ロストマーブルズ
 そこには自分の母親、サクラを真ん中に挟んで、ジョーイの父親、そしてもう一人見知らぬ男性が笑顔で写っていた。
 写真は古ぼけているが、その中の三人は若々しく、学生のようだった。

「大学時代の写真だろうか。ダディと母さんが一緒に写ってるのは分かるが、もう一人のこの男は誰だ? なぜこの写真を隠すようにここに飾っていたんだろう。母さんの若き忘れられない思い出でもあるのだろうか」

 思わず口をついてしまったが、これについてはそんなに根深く疑問に思うこともなかった。

 家の爆発の事故以来、過去の産物も吹っ飛び、唯一残った写真があるとしたら大切にしたいという思いはジョーイにも理解できた。

 それが青春時代のものなら隠すように飾っていてもおかしくもない。

 初めて見る写真。
 若かりし頃の両親の姿を暫くじっと見つめていた。
 そして視線は見知らぬ男へと移る。

 その男は髪も髭も長く、色的にもライオンのような鬣(たてがみ)に見えた。

 サングラスを掛けているので、はっきりした顔はわからないが、がっしりとした体躯でかっこいいワイルドな魅力ではあった。
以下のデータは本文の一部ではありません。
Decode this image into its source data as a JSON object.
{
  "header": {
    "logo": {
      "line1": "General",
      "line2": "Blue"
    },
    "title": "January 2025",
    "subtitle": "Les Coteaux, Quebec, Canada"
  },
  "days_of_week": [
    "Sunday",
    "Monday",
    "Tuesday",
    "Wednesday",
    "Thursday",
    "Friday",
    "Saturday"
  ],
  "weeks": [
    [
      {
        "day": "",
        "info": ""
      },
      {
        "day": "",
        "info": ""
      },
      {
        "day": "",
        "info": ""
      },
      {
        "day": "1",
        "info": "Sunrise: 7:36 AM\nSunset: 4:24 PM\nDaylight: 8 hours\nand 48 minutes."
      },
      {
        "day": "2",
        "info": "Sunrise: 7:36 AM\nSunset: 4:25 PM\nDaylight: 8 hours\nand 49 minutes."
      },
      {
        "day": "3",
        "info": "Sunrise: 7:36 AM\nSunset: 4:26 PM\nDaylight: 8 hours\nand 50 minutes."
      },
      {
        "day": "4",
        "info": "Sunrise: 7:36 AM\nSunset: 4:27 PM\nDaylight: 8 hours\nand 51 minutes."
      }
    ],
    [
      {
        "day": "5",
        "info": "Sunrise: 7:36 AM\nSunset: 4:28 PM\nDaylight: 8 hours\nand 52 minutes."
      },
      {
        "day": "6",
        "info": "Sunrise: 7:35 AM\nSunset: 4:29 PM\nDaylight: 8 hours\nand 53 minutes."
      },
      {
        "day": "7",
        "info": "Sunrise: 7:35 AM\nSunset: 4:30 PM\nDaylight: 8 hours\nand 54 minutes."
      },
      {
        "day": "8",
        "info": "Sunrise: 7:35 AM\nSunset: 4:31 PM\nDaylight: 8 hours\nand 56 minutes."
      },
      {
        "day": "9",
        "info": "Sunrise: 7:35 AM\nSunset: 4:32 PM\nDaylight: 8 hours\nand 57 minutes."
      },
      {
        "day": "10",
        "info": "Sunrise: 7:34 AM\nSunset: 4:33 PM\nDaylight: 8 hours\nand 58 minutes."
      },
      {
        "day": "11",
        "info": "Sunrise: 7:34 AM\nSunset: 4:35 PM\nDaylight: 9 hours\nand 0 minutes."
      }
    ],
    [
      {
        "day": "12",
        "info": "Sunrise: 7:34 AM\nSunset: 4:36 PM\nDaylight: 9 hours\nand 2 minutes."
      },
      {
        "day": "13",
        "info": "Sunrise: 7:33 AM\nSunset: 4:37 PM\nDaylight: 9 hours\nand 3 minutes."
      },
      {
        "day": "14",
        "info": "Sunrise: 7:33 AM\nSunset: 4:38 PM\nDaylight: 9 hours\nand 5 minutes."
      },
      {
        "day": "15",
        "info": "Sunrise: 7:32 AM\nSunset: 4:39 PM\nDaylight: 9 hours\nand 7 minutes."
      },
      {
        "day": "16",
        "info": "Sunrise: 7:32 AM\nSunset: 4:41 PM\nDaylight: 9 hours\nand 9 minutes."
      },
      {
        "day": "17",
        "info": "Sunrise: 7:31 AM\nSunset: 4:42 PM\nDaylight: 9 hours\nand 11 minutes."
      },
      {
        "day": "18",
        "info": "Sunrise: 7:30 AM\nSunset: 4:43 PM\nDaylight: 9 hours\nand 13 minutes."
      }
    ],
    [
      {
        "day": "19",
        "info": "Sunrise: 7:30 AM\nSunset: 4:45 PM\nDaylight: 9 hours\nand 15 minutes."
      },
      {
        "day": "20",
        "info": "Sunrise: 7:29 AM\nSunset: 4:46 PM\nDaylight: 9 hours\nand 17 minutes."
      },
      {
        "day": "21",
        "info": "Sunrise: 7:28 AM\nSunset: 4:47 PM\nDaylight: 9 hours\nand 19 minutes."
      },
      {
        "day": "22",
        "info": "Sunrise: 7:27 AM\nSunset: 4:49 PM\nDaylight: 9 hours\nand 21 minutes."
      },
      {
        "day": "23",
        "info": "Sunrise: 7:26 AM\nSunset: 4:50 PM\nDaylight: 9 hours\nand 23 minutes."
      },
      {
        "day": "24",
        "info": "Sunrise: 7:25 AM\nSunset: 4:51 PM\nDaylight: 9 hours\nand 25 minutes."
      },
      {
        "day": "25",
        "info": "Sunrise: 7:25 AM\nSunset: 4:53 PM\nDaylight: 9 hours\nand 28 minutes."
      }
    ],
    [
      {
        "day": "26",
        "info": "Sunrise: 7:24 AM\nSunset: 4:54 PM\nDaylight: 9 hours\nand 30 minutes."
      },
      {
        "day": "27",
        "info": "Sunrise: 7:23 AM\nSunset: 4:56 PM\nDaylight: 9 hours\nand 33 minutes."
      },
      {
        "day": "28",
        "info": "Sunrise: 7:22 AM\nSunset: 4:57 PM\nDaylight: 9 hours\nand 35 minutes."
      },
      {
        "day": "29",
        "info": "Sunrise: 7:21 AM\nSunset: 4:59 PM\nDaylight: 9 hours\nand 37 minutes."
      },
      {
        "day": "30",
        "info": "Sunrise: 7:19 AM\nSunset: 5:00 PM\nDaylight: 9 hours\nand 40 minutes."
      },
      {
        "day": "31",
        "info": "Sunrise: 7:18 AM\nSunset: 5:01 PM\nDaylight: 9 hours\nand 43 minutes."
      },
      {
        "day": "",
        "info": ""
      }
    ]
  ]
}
 その反対側の父親は対照的に誠実で真面目腐った堅物に見える。

 ジョーイの目は寂しげにそれを捉えていた。

「そういえば、俺のダディってこんな顔だったな。ずっと見てなかったから忘れてた。俺に会いたいとも思わず、一体どこで何をしているのやら」

 ジョーイ自身も今更会っても何も言うこともないと、次第に冷めた目つきに変わっていった。

 ジョーイの記憶には、泣いていた母親に気遣うこともなく、黙って去っていった父親の後姿が残っていた。
 子供心ながら何か重大なことがあったと感づいていたが、あのとき母親が見せた悲しい表情が離婚を物語っていたのだろうと思う。

 そして自分たちは捨てられた──。